In the shadow of Air Force One, and with the image of Ronald Reagan all around them, Republican presidential hopefuls gathered Wednesday to try to claim the mantle of one touchstone former president — and steal the spotlight from another.
The Ronald Reagan Library’s presidential debate is a rite of passage for Republicans who want to convince their party they can capture the White House. With sweeping vistas of beautiful California countryside, its paeans to American greatness and its rich evocations of history — there’s a chunk of the Berlin Wall here — the library is Reagan’s “shining city on the hill” in miniature.
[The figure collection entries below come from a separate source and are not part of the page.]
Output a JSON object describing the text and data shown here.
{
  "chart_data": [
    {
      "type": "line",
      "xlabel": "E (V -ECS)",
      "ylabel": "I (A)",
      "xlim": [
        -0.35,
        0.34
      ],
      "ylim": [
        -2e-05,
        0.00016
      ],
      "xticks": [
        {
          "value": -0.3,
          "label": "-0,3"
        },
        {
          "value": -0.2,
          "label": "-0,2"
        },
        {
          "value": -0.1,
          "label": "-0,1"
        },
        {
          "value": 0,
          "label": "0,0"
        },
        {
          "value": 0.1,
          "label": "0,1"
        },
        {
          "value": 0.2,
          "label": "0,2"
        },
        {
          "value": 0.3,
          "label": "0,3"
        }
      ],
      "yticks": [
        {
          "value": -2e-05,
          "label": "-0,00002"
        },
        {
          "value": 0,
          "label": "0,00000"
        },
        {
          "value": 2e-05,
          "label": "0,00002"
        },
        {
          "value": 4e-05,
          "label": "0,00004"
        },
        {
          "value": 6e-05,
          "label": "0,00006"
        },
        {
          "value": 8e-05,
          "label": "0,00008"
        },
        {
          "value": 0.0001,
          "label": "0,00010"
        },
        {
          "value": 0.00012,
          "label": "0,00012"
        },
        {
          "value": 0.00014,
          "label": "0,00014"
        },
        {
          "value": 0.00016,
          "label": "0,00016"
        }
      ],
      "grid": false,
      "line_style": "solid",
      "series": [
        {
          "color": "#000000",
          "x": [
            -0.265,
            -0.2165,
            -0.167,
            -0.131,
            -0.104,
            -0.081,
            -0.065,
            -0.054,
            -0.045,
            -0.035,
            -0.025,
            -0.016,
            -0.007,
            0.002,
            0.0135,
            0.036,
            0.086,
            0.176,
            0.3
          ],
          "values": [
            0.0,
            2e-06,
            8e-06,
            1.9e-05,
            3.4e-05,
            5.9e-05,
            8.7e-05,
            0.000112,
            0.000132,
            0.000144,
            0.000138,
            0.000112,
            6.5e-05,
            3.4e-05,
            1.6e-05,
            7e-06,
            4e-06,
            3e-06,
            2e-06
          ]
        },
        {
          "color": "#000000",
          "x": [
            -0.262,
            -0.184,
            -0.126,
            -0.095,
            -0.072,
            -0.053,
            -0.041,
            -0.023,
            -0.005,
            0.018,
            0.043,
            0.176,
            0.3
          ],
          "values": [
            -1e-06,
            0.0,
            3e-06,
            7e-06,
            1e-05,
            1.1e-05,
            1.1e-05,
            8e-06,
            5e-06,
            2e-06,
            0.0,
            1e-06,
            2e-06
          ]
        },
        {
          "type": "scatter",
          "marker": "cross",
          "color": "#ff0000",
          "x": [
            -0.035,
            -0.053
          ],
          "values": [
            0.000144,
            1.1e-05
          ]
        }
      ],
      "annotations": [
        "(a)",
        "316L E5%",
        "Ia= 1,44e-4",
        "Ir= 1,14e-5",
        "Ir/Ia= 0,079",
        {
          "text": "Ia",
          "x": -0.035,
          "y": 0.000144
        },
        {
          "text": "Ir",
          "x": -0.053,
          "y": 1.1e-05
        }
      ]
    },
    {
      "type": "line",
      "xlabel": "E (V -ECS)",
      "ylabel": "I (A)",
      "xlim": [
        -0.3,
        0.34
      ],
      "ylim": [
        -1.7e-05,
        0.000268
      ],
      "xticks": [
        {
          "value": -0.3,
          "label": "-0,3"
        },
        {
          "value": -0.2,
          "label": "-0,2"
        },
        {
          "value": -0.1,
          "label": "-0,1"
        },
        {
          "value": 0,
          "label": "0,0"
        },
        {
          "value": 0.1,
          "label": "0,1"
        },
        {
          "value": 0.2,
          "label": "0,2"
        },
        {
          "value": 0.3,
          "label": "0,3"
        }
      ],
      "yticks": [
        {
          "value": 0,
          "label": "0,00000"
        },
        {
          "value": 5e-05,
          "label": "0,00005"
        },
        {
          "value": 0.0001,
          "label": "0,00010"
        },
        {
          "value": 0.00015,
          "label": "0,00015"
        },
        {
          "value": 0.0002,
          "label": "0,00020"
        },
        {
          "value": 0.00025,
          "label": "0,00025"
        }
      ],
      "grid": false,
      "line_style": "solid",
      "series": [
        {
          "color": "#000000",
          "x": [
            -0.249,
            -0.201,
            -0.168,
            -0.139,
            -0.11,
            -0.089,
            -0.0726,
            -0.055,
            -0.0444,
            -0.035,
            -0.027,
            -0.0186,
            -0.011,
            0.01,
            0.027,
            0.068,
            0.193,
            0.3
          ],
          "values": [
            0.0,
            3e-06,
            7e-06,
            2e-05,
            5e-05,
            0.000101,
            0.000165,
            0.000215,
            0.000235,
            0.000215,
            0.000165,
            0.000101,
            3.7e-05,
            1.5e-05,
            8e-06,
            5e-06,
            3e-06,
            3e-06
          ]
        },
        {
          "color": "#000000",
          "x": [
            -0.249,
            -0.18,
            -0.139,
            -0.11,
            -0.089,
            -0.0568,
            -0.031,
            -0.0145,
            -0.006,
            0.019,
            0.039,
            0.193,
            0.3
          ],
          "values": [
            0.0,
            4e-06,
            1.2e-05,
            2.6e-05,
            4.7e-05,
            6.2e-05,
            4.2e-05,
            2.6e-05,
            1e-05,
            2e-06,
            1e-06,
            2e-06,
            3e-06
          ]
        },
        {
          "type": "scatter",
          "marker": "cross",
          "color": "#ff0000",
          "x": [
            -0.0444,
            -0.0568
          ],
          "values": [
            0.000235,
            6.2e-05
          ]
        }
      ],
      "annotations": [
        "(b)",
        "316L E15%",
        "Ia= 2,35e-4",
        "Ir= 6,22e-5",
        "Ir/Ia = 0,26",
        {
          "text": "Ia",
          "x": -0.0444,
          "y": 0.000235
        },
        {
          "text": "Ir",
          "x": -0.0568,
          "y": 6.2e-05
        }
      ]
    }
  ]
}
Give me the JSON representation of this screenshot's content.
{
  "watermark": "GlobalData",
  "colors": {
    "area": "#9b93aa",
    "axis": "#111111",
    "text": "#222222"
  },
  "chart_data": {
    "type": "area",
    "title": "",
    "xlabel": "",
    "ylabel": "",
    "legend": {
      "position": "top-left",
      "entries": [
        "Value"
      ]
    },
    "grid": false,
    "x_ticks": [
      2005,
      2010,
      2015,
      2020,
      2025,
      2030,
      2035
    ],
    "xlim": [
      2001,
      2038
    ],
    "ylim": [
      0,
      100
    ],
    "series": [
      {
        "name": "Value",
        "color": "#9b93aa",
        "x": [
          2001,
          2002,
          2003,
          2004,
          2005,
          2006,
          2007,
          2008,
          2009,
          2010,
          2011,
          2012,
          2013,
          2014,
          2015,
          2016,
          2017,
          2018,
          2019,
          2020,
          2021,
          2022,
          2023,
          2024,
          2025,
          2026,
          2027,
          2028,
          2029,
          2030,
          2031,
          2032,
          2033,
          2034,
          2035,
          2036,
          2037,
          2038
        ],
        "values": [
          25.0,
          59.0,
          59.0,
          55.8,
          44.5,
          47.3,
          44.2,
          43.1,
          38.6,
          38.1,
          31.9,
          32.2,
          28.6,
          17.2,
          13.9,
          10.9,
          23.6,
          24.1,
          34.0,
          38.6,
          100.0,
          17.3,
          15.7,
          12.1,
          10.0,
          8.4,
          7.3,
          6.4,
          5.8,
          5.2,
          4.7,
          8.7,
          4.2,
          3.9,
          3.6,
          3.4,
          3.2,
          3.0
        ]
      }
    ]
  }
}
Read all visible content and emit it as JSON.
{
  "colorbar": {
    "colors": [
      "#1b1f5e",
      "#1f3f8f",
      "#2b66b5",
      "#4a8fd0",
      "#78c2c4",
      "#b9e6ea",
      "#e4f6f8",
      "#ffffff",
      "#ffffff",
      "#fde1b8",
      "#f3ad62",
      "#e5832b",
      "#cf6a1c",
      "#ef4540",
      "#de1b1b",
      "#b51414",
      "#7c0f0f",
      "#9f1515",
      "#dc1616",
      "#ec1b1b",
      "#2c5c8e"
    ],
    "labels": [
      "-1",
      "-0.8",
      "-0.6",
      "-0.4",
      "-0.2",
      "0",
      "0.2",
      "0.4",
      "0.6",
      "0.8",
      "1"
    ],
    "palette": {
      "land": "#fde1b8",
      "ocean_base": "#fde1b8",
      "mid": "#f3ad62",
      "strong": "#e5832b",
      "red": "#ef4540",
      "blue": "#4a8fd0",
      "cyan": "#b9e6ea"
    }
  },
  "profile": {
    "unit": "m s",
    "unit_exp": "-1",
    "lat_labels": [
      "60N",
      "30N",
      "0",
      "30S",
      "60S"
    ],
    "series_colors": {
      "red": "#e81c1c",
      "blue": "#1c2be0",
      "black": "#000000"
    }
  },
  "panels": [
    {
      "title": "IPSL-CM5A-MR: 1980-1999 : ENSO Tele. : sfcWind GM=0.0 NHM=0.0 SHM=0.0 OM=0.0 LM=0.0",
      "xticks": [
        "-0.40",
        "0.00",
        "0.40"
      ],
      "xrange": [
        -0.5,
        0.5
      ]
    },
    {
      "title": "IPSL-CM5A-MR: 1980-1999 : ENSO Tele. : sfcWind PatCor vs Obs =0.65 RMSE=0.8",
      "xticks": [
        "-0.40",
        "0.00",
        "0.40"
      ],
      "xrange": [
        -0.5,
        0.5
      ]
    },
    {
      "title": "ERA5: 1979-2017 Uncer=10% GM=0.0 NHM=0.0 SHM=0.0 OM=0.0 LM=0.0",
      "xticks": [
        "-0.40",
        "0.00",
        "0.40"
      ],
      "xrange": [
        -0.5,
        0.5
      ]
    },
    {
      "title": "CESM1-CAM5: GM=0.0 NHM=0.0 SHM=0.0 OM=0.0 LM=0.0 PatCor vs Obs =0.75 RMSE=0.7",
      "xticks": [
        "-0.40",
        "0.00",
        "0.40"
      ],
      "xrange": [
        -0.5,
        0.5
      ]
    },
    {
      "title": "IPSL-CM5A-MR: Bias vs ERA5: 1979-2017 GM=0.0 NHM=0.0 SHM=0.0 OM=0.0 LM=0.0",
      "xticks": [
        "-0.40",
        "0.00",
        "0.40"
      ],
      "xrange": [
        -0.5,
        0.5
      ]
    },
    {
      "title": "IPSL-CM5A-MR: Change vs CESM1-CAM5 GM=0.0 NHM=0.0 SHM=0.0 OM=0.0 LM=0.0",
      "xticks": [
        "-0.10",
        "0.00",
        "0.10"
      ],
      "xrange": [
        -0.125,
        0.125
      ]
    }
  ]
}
Since his barnstorming reelection win in 1984, taking almost the entire Electoral College and bagging a huge majority in the popular vote, Reagan has been the yardstick against which the Republican Party measures its candidates.
But the six men and one woman on stage in Simi Valley, California, had a different former president in their sights: Donald Trump, who is so far ahead in the polls that he didn’t even bother to show. And it wasn’t long before they started taking their shots at him, with Chris Christie and Ron DeSantis using their first answers to lambast the former reality TV star for skipping the event. “Donald Trump is missing in action,” DeSantis boomed. “He should be on this stage tonight. He owes it to you to defend his record where he added $7.8 trillion to the debt that set the stage for the inflation that we have.” Christie was even more pointed. “Donald, I know you’re watching, you can’t help yourself,” he said. “You’re not here tonight because you’re afraid of being on the stage and defending your record.” You’re ducking these things, and let me tell you what’s going to happen…. We’re going to call you Donald Duck.”
Sometimes they turned on each other — Tim Scott launched a slightly baffling broadside against Nikki Hayley’s curtains, for some reason, and no one seemed very impressed with Vivek Ramaswamy’s Silicon Valley connections to TikTok.
But when asked which of their candidates they would “vote off the island” — a reference to reality TV — all demurred, with only Christie offering an answer: Trump, of course. There were occasional invocations of the Gipper, the man who cast a long shadow over the Republican Party until Trump remade it — and an appearance backstage by Gavin Newsom, the Democrat who now occupies the same California governor’s mansion that Reagan once did.
Most on the stage agreed with Reagan’s dictum that the US needs a strong military. But none of them were keen to mirror his policy of offering citizenship to illegal immigrants who had settled in the United States. Instead, Ramaswamy said he would “militarize the southern border” and end automatic citizenship for children born in the United States to illegal immigrant parents. “The kid of a Mexican diplomat does not enjoy birthright citizenship,” he said. “Neither does the kid of an illegal migrant who broke the law to come here.” It was a jarring reminder of how things have changed in the Republican Party since the hopefulness of the 1980s. And almost to underline the way the party has shifted since Reagan, all seven candidates whiffed on a seemingly obvious chance to echo the man who once defined it.
In his debate with Jimmy Carter in 1980, Reagan delivered one of his most memorable lines, which spoke directly to Americans’ fears over the then-worsening economy. “Are you better off than you were four years ago?” With gas, groceries and rent all spiraling, and inflation a huge issue for voters, it felt like the perfect line to deliver again, especially here. But not one of them did.